まさに朝飯前の時間、はて、これからどうすんべ?
小淵沢で駅弁食べて、小海でパイでも買って帰ろうか? 
それとも諏訪で塩羊羹小津安二郎の酒でも買って、いっそ松本で蕎麦三昧?
選択肢はいくつもあったのですが、折角なのでこの時期ならではの絶景をと。
来た道を白樺湖まで戻り、ビーナスラインへ。
向かったのは・・・
妙な言い方だが、山には、登る山と遊ぶ山とがある。前者は、息を切らし汗を流し、ようやくその項上に辿り着いて快哉を叫ぶという風であり、後者は、歌でもうたいながら気ままに歩く。もちろん山だから登りはあるが、ただ一つの目標に固執しない。気持のいい場所があれば寝ころんで雲を眺め、わざと脇道へ入って迷ったりもする。当然それは豊かな地の起伏と広濶な展望を持った高原状の山であらねばならない。霧ヶ峰はその代表的なものの一つである。 
山好きの方であれば、冒頭の一節だけでピンとくる、深田久弥著「日本百名山」にも選ばれた霧ヶ峰です。

霧ヶ峰は、諏訪湖の北東に位置し、車山を主峰とする溶岩台地。
久弥の言葉そのままに「豊かな地の起伏と広濶な展望を持った高原状の山」であり、日本最南端の八島湿原や、車山、
踊り場の高層湿原の美しさで知られます。
田中澄江の花の百名山にも選ばれる霧ヶ峰は、初夏はレンゲツツジ、盛夏はニッコウキスゲ、
秋にはマツムシソウの大群落が咲き揃います。
また、信州のほぼ中央に位置するため、間近に望む八ヶ岳を筆頭に、富士山、南アルプス、
ビーナスラインが続く美ヶ原から北アルプスまで、360度の素晴らしい展望にも恵まれています。

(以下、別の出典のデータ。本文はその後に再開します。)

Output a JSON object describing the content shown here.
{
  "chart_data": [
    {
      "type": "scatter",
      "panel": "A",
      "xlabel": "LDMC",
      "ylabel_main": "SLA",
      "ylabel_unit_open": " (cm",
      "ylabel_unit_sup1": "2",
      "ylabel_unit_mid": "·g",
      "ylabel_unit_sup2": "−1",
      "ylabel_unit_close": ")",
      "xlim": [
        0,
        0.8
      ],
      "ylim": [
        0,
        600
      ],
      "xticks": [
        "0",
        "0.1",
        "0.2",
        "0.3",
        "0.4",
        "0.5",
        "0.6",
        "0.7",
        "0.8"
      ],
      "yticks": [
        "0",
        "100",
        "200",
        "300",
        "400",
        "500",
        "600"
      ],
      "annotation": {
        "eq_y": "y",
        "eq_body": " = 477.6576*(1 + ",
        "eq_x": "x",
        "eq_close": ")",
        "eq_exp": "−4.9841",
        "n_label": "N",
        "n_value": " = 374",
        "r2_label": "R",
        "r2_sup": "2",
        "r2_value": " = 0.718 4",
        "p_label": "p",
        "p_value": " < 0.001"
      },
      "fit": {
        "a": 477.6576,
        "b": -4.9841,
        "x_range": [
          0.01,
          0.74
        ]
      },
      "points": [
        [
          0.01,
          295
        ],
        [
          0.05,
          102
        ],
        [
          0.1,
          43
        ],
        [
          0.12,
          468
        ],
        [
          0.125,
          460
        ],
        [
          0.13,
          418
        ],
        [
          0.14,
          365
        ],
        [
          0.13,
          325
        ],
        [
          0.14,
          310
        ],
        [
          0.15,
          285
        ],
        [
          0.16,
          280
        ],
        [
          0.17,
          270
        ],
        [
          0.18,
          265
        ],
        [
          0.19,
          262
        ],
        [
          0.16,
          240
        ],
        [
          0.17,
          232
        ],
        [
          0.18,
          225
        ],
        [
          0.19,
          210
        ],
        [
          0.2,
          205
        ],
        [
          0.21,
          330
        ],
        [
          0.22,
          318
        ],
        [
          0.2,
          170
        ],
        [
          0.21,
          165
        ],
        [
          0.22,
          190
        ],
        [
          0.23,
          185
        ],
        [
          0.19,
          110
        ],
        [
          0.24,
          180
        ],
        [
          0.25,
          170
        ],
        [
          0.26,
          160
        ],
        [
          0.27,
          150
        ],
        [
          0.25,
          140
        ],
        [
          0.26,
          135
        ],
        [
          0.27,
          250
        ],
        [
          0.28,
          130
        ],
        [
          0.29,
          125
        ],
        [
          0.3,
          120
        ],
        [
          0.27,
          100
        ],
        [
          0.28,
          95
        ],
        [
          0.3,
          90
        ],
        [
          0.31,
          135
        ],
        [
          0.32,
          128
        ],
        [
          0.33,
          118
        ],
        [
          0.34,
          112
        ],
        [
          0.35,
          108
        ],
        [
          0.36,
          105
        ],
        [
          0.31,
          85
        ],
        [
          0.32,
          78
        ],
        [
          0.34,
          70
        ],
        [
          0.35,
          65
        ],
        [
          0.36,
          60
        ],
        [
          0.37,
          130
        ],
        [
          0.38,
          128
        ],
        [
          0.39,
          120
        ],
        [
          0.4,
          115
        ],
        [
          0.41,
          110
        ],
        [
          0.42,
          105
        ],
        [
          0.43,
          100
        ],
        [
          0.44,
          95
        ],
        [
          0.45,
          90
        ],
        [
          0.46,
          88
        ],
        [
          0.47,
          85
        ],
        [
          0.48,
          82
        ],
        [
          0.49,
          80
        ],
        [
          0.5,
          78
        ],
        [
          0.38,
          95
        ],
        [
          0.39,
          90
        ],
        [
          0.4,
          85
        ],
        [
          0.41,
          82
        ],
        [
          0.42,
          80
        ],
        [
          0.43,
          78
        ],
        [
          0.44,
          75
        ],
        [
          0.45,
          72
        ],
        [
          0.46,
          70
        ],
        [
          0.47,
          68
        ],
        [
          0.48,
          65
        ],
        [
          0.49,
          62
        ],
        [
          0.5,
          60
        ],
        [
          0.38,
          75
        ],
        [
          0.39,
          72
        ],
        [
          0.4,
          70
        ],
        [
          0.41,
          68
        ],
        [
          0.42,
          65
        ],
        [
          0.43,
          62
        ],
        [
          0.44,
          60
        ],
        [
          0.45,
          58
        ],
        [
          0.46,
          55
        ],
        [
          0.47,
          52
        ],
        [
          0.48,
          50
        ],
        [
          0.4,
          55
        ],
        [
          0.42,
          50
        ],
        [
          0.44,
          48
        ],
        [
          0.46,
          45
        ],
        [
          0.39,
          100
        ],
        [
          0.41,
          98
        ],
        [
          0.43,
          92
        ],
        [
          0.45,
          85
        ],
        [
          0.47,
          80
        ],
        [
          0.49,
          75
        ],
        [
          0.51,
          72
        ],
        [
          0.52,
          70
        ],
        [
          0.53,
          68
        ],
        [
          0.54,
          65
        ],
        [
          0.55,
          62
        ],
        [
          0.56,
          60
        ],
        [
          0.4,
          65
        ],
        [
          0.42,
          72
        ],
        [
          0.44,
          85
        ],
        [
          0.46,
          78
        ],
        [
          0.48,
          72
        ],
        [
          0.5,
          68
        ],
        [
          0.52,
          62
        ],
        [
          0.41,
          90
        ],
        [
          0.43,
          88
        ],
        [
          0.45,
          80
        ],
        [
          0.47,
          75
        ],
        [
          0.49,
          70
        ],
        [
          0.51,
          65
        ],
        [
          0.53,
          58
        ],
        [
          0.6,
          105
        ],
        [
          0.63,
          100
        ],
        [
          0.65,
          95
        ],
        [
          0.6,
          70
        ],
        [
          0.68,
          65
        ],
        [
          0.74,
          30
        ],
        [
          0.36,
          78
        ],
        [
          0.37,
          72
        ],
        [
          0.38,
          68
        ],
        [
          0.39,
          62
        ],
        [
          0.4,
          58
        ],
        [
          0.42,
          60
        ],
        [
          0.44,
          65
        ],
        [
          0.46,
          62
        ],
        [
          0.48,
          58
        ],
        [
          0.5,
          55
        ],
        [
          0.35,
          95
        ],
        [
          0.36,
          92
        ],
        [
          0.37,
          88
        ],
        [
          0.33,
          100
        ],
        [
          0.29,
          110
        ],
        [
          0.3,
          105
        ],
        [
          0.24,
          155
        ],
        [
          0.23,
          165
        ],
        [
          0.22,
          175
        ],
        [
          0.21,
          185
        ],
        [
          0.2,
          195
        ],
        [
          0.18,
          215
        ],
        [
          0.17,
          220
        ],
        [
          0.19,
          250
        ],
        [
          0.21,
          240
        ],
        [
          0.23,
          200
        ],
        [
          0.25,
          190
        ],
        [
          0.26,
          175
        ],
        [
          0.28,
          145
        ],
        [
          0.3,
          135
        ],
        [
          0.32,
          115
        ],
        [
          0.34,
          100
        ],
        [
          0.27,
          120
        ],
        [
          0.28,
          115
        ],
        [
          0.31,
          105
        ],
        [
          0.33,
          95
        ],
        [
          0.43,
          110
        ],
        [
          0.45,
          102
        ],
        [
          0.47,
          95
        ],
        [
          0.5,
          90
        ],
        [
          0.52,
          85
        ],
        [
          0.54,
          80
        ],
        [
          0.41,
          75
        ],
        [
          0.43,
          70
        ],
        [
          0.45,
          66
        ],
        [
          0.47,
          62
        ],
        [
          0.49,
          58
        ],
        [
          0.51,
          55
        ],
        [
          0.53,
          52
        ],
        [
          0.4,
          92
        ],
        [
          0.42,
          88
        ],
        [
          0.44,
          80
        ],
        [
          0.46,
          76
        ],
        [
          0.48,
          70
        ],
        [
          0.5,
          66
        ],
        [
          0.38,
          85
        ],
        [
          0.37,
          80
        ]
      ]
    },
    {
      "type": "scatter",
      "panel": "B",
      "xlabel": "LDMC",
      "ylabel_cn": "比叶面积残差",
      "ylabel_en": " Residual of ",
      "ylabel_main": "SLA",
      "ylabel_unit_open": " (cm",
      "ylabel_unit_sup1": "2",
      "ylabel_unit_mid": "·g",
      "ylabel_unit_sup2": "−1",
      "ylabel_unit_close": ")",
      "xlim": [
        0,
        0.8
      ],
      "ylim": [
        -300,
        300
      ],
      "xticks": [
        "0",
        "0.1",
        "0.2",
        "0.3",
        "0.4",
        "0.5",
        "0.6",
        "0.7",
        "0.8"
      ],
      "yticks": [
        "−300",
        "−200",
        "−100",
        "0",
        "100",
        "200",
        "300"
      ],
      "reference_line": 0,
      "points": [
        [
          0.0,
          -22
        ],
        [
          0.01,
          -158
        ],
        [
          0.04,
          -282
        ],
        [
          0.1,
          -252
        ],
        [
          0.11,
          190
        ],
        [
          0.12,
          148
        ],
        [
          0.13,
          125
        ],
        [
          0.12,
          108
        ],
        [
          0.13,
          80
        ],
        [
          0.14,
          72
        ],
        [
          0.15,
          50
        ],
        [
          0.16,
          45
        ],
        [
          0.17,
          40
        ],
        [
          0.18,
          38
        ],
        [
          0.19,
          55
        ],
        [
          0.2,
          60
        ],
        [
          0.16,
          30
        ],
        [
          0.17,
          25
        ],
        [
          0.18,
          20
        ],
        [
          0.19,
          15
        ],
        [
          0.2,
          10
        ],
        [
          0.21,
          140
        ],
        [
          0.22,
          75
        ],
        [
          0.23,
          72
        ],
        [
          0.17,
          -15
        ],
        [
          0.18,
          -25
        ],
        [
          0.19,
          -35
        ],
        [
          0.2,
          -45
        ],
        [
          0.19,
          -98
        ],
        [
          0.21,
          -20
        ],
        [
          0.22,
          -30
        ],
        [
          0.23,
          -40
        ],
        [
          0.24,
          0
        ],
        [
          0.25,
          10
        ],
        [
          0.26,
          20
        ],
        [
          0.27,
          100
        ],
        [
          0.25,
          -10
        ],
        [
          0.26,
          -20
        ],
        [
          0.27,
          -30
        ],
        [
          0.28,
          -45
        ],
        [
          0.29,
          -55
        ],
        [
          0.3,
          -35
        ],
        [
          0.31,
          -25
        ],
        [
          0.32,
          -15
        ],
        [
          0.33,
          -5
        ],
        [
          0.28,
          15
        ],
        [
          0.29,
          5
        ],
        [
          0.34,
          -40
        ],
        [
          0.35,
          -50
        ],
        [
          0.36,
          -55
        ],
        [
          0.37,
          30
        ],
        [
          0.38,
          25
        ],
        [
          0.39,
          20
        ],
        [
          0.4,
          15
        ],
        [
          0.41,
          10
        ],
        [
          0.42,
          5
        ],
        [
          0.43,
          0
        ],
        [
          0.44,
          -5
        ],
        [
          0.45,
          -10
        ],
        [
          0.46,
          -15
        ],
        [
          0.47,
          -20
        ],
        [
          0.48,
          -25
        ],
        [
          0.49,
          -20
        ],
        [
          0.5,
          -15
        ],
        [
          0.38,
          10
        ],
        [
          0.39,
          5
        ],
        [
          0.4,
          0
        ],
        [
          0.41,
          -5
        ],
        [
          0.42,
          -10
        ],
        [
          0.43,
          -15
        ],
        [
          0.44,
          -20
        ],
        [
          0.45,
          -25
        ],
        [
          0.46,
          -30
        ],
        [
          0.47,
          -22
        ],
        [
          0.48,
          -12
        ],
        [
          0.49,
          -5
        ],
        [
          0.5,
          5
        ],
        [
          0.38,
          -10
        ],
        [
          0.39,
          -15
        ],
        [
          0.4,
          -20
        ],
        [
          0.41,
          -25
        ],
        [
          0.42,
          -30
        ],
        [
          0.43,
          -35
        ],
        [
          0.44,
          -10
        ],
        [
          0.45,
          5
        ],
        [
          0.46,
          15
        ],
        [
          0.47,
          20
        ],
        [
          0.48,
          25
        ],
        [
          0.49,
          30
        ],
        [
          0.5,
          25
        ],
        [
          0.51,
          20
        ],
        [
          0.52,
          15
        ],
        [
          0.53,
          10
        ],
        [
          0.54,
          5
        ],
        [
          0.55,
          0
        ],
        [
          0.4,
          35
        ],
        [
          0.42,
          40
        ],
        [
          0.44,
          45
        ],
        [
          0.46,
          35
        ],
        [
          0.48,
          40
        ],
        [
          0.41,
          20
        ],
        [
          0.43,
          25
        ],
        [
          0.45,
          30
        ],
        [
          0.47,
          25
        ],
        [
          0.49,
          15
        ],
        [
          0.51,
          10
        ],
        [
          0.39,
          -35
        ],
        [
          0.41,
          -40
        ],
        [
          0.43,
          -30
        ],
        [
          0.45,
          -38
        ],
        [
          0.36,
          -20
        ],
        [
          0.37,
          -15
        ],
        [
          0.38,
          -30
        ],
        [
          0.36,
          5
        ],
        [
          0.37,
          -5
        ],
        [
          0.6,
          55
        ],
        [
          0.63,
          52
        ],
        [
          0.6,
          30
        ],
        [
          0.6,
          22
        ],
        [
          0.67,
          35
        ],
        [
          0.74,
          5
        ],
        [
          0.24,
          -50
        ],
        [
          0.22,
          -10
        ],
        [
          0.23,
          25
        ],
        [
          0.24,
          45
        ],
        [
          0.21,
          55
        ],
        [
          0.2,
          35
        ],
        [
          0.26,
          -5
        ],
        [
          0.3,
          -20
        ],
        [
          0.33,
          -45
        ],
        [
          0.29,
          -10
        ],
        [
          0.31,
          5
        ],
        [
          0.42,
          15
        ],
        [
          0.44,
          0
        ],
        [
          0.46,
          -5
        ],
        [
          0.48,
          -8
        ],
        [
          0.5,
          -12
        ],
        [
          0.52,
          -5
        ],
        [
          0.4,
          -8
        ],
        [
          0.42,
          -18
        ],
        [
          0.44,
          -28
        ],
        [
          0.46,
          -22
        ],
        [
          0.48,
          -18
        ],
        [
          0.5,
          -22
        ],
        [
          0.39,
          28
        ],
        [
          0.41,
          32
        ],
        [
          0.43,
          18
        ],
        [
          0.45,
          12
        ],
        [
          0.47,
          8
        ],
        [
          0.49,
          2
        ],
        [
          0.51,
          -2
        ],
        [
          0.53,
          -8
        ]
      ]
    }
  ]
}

梅雨の晴れ間の土曜日、車山肩の駐車場に着くと、既に多くの車で満杯。
やはり、ここにいたのも三脚を担いだアマチュアカメラマンたち。
お目当ては、緑の草原の中で燃えるように咲くレンゲツツジです。
そのオレンジ色に負けじと白い花を天に向けるのはコバイケイソウ。
七月の声を聞けば、やがてニッコウキスゲの黄色に覆われる霧ヶ峰。
久弥に倣い、歌でもうたいながら気ままに歩き、気持のいい場所があれば寝ころんで雲を眺めたい、
天上の楽園なのです。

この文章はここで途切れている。